The Mother by Pearl S. Buck
Author:Pearl S. Buck [Buck, Pearl S.]
Language: eng
Format: epub
ISBN: 9781453267417
Goodreads: 15814151
Publisher: C.Chivers
Published: 1933-01-01T07:00:00+00:00
XII
THE NEXT DAY CAME gray and still with unfinished rain of summer and the sky pressed low over the valley heavy with its burden of the rain, and the hills were hidden. But the mother rose early and made ready to take the girl to the town. She could not wait a day more to do what she could for this child of hers. She had waited all these many days and even let them stretch out into years, but now in her new motherhood, washed clean by tears, she could not be too tender or too quick for her own heart.
As for the young girl, she trembled with excitement while she combed her long hair and braided it freshly with a pink cord, and she put on a clean blue coat flowered with white, for she never in all her life had been away from this small hamlet, and as she made ready she said wistfully to them all, “I wish my eyes were clear today so I could see the strange sights in the town.”
But the younger lad, hearing this, answered sharply and cleverly, “Yes, but if your eyes were clear you would not need to go.”
So apt an answer was it that the young girl smiled as she ever did at some quick thing he said, but she answered nothing, for she was not quick herself but slow and gentle in all she did, and when she had thought a while she said, “Even so, I had rather have my eyes clear and never see the town, perhaps. I think I would rather have my eyes clear.”
But she said this so long after that the lad had forgotten what he said, being impatient in his temper and swift to change from this to that in play or bits of tasks he did, and indeed, he was more like his father than was any of the three.
But the mother did not listen to the children’s talk. She made ready and she clothed herself. Once she stood hesitating by a drawer she opened and she took a little packet out and looked at it, opening the soft paper that enwrapped it, and it was the trinkets, and she thought, “Shall I keep them or shall I turn them into coin again?” And she doubted a while and now she thought, “True it is I can never wear them again, being held a widow, nor could I bear to wear them anyhow.

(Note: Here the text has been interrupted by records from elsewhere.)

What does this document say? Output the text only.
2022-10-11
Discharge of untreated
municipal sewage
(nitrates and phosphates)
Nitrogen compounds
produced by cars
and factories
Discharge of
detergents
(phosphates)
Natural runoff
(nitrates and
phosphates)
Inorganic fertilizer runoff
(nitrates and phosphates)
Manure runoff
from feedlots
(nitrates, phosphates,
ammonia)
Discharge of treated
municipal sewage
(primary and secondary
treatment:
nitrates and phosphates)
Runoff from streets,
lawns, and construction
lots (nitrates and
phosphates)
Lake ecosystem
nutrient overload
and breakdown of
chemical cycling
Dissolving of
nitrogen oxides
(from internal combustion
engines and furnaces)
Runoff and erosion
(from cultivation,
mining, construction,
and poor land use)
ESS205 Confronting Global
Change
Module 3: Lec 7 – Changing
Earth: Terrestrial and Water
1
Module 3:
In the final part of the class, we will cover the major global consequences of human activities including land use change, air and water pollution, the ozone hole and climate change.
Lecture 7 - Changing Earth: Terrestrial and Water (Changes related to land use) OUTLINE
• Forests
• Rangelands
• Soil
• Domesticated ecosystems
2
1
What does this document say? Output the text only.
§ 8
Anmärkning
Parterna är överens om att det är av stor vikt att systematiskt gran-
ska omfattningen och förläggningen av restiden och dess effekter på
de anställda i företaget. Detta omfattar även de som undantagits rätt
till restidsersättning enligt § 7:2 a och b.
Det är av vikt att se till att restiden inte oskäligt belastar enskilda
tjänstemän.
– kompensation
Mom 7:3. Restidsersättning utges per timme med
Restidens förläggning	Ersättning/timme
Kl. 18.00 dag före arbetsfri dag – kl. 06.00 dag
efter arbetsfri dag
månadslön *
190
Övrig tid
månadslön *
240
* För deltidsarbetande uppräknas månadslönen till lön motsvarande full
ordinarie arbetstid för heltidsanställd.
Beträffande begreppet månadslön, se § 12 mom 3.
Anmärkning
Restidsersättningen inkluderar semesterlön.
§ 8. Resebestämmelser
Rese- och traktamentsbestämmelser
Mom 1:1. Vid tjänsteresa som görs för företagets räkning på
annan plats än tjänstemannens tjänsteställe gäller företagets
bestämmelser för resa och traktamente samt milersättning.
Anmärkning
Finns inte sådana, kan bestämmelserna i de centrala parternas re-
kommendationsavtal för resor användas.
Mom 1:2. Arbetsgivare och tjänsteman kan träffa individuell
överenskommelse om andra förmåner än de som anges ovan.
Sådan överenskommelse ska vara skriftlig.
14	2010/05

But I could keep them for the girl’s wedding.” So she mused staring down at them in her hand. But suddenly remembering, her gorge rose against them and she longed to be free from them and from every memory and she said suddenly with resolve, “No, keep them I will not. And he might come home—my man might come home, and if he found me with strange trinkets he would not believe me if I told him I had bought them myself.” So she thrust the packet in her bosom and called to the girl they must set forth.